How are you pushing down bridge?

We are design a bridge mechanism and seeing what other people are using and what kind of success they are having

We have an one inch 1/8" wall aluminum tubing arm with a little under 90 degree “bend” in it with a free wheel on the end being turned by a banebot(I think?). I’m can’t contest to the success, but from what I’ve heard it works beautifully.

Marysville 3484 is pushing the bridge down with their robot. We lift the robot into the air and put our omni wheels down to push the bridge down.

TEAM F.R.E.D is using an arm on a window motor with a wheel at the end, having issues trying to get it to reverse just get it to go forward. I am sure there should be a way to make a relay go forward and reverse or am I mistaken.

@BOSS, I’m pretty sure relays are either on or off, with no direction. At least, I’ve never heard reversing a relay is possible.

@Johnny_5, how exactly are you accomplishing that? When you lift your robot in the air, aren’t the bumper rules violated?

As far as my team, we’re going to use our movable shooter/cannon to push the bridge down as we drive onto it.

How on earth does that work?

@Leogeek24 @BOSS:

I must assume you are using a Spike type thing, because then if so there most definitely is.

The relay (at least the spikes) Flip their output polarity when given that certain command. Someone correct me if Im wrong

http://www.wbrobotics.com/javadoc/edu/wpi/first/wpilibj/Relay.html

If you look at the relay.direction stuff, there is like kReverse and kForward or something along the lines of that.

[quote]Originally Posted by legogeek24 View Post

As far as my team, we’re going to use our movable shooter/cannon to push the bridge down as we drive onto it.

How on earth does that work?[/quote]

What the… Winning

We are programming in Labview so the Kforward stuff is Greek to me and our programmers. we are using the Spike Relay to control the motor. Any one got stuff on Labview.

Well, this may sound odd, but we are doing a wheelie and pushing it down the the front wheels…

Sorry no.

I mean this humorously, but me and the other main programmer are hard-core C++ & JAVA guys. LabVIEW makes at least us two shiver.

Here’s a great source of LabView code snippets including code for relays. http://team358.org/files/programming/ControlSystem2009-/LabVIEW/ Thanks Robotic Eagles.

my friend says his robot does this to didn’t think it we be used by anyone else o.O

[R01-2]…Note:… A Robot in a transitory state of crossing onto/off of a Bridge or Barrier is not considered to be on a flat floor.

yeah team update 2012-01-20

When it’s on the bridge, it’s in a transitory state…but when it is lifting up and is not yet on the bridge, it might be violating the rule?

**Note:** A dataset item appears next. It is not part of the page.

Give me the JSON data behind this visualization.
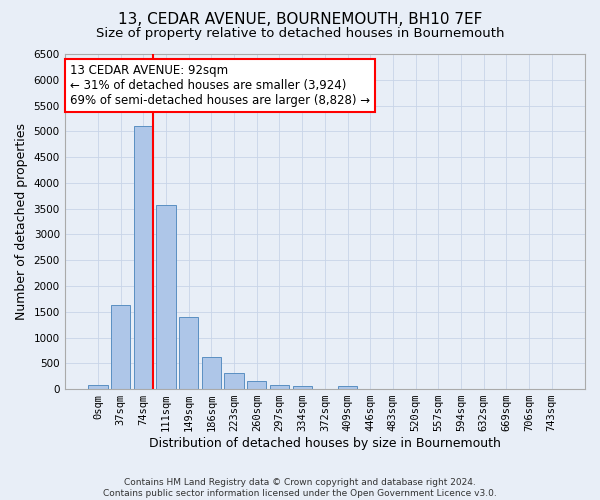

We don’t know if ours works yet, we have to put some weight on the bridge and try it. Or at least draw a Free Body Diagram, so we can figure out if it should work. It’s just an arm that pops down in front of the robot at an angle, and we drive the robot into the bridge, and hopefully push the end of the bridge down as we move forward. It’s pneumatically actuated.

FORST Team 1296 is using a van door motor geared up a bit to push down an arm made with 1" square aluminum extrusion. The arm is 2-pronged, we are hoping a ball (on the bridge) might roll between the prongs and into the gatherer.

Team 3992 is using a 12" stroke pneumatic cylinder to facilitate a 90 degree retraction and extension of an arm.

Van door motor gear down.

No need to lift your robot off the ground if down right.

You might want to make sure it will count as one appendage, not two. There’s been a lot of discussion about this here and on Q&A. It’s my understanding that a two pronged thingy is considered two appendages (and thus illegal) unless it’s all one contiguous piece outside of the frame perimeter, even as it deploys.

It is one appendage leaving the perimeter that spits it into two equal-sized forks … what on earth might contiguous mean in this context? It is solid, no articulating etc.

I wonder if pictures would help?

I think it means that the part outside the frame perimeter is all connected together.